PHP and Multibyte

ever messed around with umlauts or other non [a-z] letters? it’s quite horrible.

for the german speaking region there are mainly two encoding types: iso8859-1 and utf-8. the former encodes each letter with one byte by extending old 7-bit ascii with 127 more letters, amongst others also umlauts. utf-8 includes up to 32,640 more letters (ascii 0x80-0xff are used to select the range of the following byte). this is established by allowing multi-byte characters. in the case of utf-8 the maximum is two letters, but there exist utf-16 and utf-32 with up to 4 bytes per char.

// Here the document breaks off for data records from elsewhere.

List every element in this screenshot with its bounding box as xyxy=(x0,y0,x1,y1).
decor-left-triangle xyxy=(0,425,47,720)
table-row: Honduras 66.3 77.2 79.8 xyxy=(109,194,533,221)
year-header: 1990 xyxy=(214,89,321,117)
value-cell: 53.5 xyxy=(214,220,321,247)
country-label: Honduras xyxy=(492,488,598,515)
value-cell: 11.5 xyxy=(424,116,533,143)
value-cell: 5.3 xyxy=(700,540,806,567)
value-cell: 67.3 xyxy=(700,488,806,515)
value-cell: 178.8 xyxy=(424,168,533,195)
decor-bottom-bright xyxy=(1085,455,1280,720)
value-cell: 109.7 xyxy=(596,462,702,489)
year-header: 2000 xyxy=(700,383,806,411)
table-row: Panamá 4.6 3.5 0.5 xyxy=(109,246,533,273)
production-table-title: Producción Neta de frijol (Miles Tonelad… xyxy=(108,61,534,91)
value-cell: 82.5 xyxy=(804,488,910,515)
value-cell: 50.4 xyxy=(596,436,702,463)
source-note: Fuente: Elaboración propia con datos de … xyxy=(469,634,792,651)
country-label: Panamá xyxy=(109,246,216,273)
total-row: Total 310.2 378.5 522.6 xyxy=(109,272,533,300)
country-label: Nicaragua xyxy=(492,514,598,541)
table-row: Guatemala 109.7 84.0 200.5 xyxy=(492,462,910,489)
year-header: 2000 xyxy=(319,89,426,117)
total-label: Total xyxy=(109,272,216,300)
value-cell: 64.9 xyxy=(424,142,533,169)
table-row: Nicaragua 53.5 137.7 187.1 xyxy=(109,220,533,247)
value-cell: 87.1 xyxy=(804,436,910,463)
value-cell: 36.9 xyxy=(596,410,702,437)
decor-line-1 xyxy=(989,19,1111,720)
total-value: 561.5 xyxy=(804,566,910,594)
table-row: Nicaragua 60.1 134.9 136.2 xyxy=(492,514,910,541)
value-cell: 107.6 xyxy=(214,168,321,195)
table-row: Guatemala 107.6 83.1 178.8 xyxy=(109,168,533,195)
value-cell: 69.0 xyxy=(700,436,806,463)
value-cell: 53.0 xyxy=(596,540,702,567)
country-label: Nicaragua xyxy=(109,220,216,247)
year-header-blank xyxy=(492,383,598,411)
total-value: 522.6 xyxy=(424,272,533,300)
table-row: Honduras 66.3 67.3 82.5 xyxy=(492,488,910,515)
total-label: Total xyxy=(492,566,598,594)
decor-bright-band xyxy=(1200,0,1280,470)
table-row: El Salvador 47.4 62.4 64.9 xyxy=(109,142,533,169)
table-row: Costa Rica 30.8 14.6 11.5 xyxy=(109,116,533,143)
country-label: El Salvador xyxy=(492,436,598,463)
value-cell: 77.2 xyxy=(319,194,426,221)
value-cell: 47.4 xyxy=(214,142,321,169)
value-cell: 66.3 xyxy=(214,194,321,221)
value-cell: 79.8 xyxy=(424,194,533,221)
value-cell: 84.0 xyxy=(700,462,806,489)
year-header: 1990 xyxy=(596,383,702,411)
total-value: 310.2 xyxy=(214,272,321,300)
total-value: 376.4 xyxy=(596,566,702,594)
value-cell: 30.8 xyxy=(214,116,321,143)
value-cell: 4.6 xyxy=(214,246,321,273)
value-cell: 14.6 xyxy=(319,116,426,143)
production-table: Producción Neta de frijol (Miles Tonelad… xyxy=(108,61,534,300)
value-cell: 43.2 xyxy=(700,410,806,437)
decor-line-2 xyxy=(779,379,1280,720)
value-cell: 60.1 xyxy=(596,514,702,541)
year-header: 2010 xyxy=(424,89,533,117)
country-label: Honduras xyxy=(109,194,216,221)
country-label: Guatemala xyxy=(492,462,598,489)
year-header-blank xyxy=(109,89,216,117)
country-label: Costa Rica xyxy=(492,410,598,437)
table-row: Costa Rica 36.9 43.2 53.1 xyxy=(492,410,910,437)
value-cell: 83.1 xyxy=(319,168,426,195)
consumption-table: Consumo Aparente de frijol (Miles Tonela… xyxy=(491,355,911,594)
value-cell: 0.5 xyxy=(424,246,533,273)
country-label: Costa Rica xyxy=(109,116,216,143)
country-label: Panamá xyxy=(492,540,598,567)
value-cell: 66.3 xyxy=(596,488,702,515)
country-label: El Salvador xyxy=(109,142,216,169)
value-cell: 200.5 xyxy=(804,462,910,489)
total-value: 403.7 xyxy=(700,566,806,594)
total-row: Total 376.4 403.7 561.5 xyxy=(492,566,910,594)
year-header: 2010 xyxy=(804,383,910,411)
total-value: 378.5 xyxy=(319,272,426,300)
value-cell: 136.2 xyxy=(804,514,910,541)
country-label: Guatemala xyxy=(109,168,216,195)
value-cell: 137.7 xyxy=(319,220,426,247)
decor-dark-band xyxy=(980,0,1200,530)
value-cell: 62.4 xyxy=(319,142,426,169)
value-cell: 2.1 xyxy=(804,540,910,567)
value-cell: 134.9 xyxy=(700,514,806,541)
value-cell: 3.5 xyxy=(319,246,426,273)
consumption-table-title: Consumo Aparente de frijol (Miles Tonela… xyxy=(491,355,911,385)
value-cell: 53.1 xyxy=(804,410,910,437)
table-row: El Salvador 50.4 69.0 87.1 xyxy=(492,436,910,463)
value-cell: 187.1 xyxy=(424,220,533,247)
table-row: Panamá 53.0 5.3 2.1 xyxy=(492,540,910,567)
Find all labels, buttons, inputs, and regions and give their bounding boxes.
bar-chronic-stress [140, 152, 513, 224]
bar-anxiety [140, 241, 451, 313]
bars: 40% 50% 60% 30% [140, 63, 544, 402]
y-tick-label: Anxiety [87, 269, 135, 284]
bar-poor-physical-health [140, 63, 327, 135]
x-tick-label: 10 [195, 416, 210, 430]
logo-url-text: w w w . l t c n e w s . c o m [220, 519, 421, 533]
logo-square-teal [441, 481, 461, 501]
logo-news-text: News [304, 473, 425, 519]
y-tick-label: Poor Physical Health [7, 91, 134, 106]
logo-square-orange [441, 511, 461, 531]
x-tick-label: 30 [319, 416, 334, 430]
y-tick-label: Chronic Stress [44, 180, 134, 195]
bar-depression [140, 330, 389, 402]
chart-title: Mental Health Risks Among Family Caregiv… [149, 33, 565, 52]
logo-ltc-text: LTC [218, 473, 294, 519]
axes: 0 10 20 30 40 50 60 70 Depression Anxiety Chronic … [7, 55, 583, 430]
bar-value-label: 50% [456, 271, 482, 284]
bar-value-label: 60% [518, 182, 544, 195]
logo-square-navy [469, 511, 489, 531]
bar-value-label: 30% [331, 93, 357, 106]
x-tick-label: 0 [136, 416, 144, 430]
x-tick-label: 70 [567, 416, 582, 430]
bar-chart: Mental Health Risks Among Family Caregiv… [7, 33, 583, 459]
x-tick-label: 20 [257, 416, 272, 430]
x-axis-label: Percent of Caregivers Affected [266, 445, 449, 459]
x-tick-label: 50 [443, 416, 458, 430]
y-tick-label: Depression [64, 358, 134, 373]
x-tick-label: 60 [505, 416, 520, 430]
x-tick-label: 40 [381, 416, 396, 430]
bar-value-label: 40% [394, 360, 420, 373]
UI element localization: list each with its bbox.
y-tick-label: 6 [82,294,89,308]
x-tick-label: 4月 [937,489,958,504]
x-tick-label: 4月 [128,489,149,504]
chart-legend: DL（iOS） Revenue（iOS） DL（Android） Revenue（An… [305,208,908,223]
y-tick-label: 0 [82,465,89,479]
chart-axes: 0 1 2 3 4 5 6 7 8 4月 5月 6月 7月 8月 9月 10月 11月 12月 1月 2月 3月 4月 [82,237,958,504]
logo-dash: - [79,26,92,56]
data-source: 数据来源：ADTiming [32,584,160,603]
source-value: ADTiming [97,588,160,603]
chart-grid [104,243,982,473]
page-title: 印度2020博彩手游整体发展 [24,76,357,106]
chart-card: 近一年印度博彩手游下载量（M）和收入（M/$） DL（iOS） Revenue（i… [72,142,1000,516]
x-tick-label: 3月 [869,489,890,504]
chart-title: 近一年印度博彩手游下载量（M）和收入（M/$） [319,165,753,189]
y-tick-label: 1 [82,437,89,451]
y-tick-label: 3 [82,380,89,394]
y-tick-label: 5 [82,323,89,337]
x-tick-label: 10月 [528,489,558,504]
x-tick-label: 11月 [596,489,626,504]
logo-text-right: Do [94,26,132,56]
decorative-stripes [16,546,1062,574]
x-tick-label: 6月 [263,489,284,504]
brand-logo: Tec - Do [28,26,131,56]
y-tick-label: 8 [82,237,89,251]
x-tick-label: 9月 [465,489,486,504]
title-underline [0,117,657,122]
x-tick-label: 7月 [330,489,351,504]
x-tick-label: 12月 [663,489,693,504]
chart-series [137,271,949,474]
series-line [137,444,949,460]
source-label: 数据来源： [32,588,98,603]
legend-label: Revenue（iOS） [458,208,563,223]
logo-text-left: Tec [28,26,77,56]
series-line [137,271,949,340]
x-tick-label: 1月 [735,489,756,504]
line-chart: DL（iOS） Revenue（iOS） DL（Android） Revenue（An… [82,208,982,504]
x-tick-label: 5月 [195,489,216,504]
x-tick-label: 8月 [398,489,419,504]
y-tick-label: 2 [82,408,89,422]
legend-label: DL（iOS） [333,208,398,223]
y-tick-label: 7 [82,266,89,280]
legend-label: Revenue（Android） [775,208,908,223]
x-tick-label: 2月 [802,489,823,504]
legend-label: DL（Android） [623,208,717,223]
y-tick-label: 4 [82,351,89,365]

so, what’s the problem? with bandnews we have different sources for our data, meaning that we receive many pages with many different encodings and have to deliver a page that follows only one encoding. we chose to use utf-8 now, because a wide range of letters from many other encodings can be displayed which are not included in iso8859-1.

now it is important that you stop using strlen and substr because it can easily happen that you split an utf-8 character into parts, and forget comparing it to anything, then. alterenatives are mb_strlen and mb_substr and all other sorts of mb_* functions. well… this does not work out of the box, you need to specify what encoding is to be expected. this can be done like this:

mb_internal_encoding("UTF-8");

all mb_* commands use this encoding if no other is specified.

still, non-utf-8 code can come through to the browser, e.g. if you receive it from the database. but there is a chance to get around this quite comfortably:

mb_http_output("UTF-8");
ob_start("mb_output_handler");

the output buffer is cleared from wrong charactes by the mb_output_handler. it is also easily possible to have the output converted to iso8859-1, just by specifying it with the mb_http_output command.
a drawback is, though, that no other output filter can be applied, such as for output compression

ob_start("ob_gzhandler");

the manual states that instead zlib compression should be used, as specified in the php.ini file or via ini_set:

ini_set ('zlib.output_compression', 'on');
ini_set ('zlib.output_handler', 'mb_output_handler');
ob_start();

note that the output-handler for ob_start has to be empty and it is moved to the config option. this sounds great, but i was not able to get it to work. well, i must admit that i did not put so much time into it because i simply decided to move the responsibility to apache: mod_deflate. you might want to modify the configuration line, as i did:

AddOutputFilterByType DEFLATE text/html text/plain text/xml text/javascript text/css

have fun with character encoding. it works after some while. but its a lot of trial and error.